Para asegurar el triunfo de la máquina transhumana, al mejor estilo Elon Musk, lleno de chips, dólares y ambiciones, el sistema preparándose para su zarpazo final, gira sus promesas 180 grados y empieza a prohibirnos todo con lo que hace tan poco tiempo nos sedujo. Las redes sociales publicitadas como un espacio de libertad sin límite, del encuentro entre diversas culturas, se someten a una censura política, cultural y estética total, entendiendo que las tres en el fondo son siempre la misma cosa: la ideología. Me acuerdo que hace solo un par de años, en las protestas masivas en las calles de Colombia, cuando las autoridades democráticamente electas, reprimían brutalmente a los manifestantes, torturando, asesinando y desapareciendo, cientos de imágenes grabadas por los compañeros de las víctimas en las calles, no duraban en YouTube más de 10 minutos antes de ser eliminadas. Y mientras tanto, la prensa mundial seguía con su eterna preocupación por las democracias en Cuba, Venezuela y Bielorrusia. Todavía nos parecía sorprendente, así como nos asombró el bloqueo que Twitter le hizo a Donald Trump y a sus partidarios. No es que seamos admiradores del exmandatario estadounidense, pero no coincidía con nuestras rudimentarias creencias acerca de la libertad de expresión, sobre todo en un país que abajo la amenaza de las armas económicas y militares, se lo exige al mundo entero. El conflicto armado en Ucrania lo develó todo.

En el mundo civilizado de ahora, está prohibido pensar. Es aceptado un solo punto de vista, es proyectado solo un tipo de imágenes, en gran medida ‘fake news’, que ya es lo de menos, y cualquiera que trate de cuestionar las verdades superiores dictadas por los dueños de los grandes medios, en el mejor de los casos, solo perderán sus trabajos de periodistas y serán así cancelados.

Los puntos de vista no explícitamente antirrusos son totalmente eliminados del espacio mediático. Criticar a la OTAN en estos tiempos es como poner en duda la existencia de Dios en tiempos de la Inquisición. Las hogueras para los herejes están ardiendo en todas las pantallas del planeta.

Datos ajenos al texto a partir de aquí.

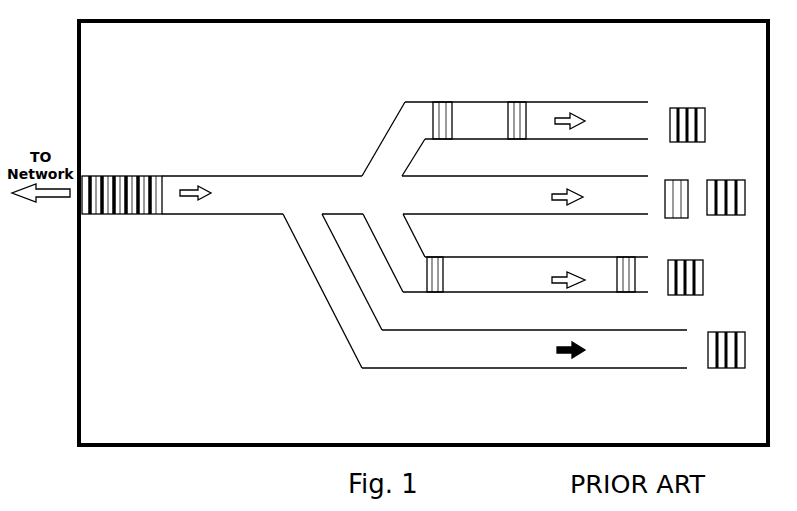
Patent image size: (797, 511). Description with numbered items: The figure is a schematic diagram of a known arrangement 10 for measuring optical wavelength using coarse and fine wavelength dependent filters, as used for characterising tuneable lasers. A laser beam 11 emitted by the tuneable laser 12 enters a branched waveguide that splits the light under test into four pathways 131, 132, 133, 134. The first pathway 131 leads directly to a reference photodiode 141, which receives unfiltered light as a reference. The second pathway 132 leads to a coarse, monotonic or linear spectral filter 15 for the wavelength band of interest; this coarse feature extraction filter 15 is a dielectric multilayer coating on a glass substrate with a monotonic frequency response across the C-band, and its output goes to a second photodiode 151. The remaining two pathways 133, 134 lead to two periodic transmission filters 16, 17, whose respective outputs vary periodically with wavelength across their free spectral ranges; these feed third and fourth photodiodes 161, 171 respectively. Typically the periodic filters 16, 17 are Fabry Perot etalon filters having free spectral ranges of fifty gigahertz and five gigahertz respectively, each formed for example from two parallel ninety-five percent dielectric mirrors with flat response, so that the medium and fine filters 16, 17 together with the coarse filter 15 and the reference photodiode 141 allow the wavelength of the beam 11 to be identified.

The known arrangement 10 is at (214, 85).
The laser beam 11 is at (201, 215).
The tuneable laser 12 is at (128, 174).
The pathway 131 is at (333, 311).
The pathway 132 is at (484, 185).
The pathway 133 is at (371, 143).
The pathway 134 is at (370, 232).
The reference photodiode 141 is at (707, 369).
The coarse spectral filter 15 is at (664, 182).
The second photodiode 151 is at (716, 181).
The periodic transmission filter 16 is at (477, 101).
The third photodiode 161 is at (706, 113).
The periodic transmission filter 17 is at (467, 277).
The fourth photodiode 171 is at (704, 292).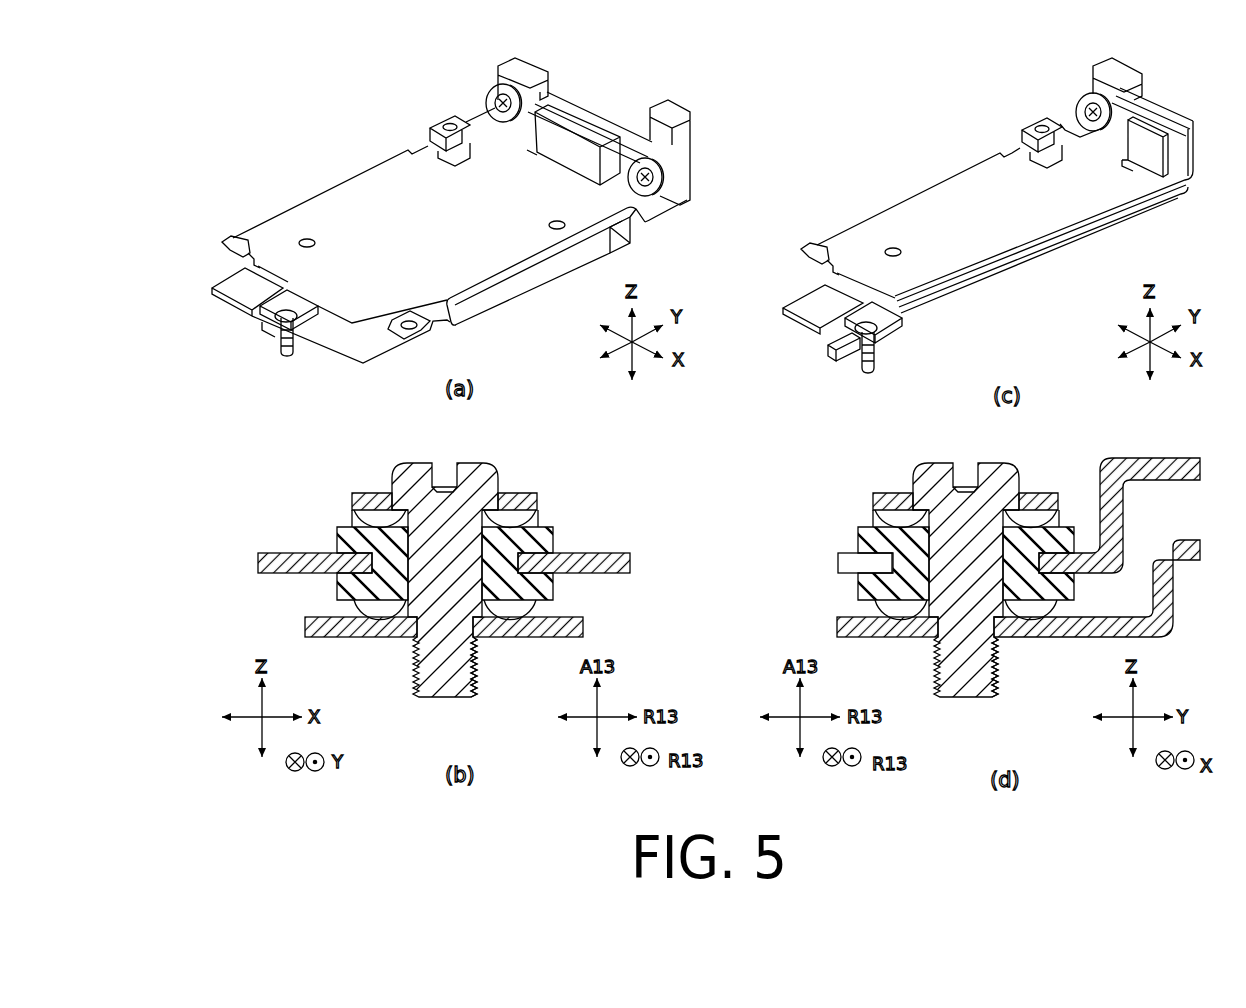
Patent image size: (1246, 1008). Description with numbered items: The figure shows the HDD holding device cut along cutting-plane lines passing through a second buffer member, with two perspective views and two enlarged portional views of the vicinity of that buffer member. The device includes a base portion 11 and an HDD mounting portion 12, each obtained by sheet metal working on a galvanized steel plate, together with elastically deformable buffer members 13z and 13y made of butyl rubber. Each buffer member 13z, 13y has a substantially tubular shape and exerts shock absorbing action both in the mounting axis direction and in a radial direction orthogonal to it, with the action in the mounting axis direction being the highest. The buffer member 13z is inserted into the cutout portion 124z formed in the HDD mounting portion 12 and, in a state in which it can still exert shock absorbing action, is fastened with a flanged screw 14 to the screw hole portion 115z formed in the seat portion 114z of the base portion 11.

Usted puede conmoverse ante las víctimas civiles ucranianas y cuestionar la guerra como método, pero si con eso usted se atreve a reconocer la existencia de nazis en el Ejército ucraniano, usted automáticamente se convertirá en un agente de Putin, sin derecho a réplica ni a rehabilitación.

Los poderosos medios de comunicación internacionales, que tan solo hace unos años se pudieron considerar serios y respetables, en cuestión de meses se transformaron en una especie de Goebbels colectivo, que apoyado por las últimas tecnologías de la imagen y de los estudios sicológicos se vuelven una verdadera arma de destrucción masiva de conciencias sin precedentes.

Cada vez en más países, como parte de tu currículum, te piden tus redes sociales. Antes de opinar debes saber que esto puede tener un costo. Como sucede en México o en Colombia, donde las mafias narcotraficantes ofrecen a los políticos recién electos, decidir entre plomo o plata, así, la tiranía mundial de los medios exige a los periodistas, la complicidad o el silencio.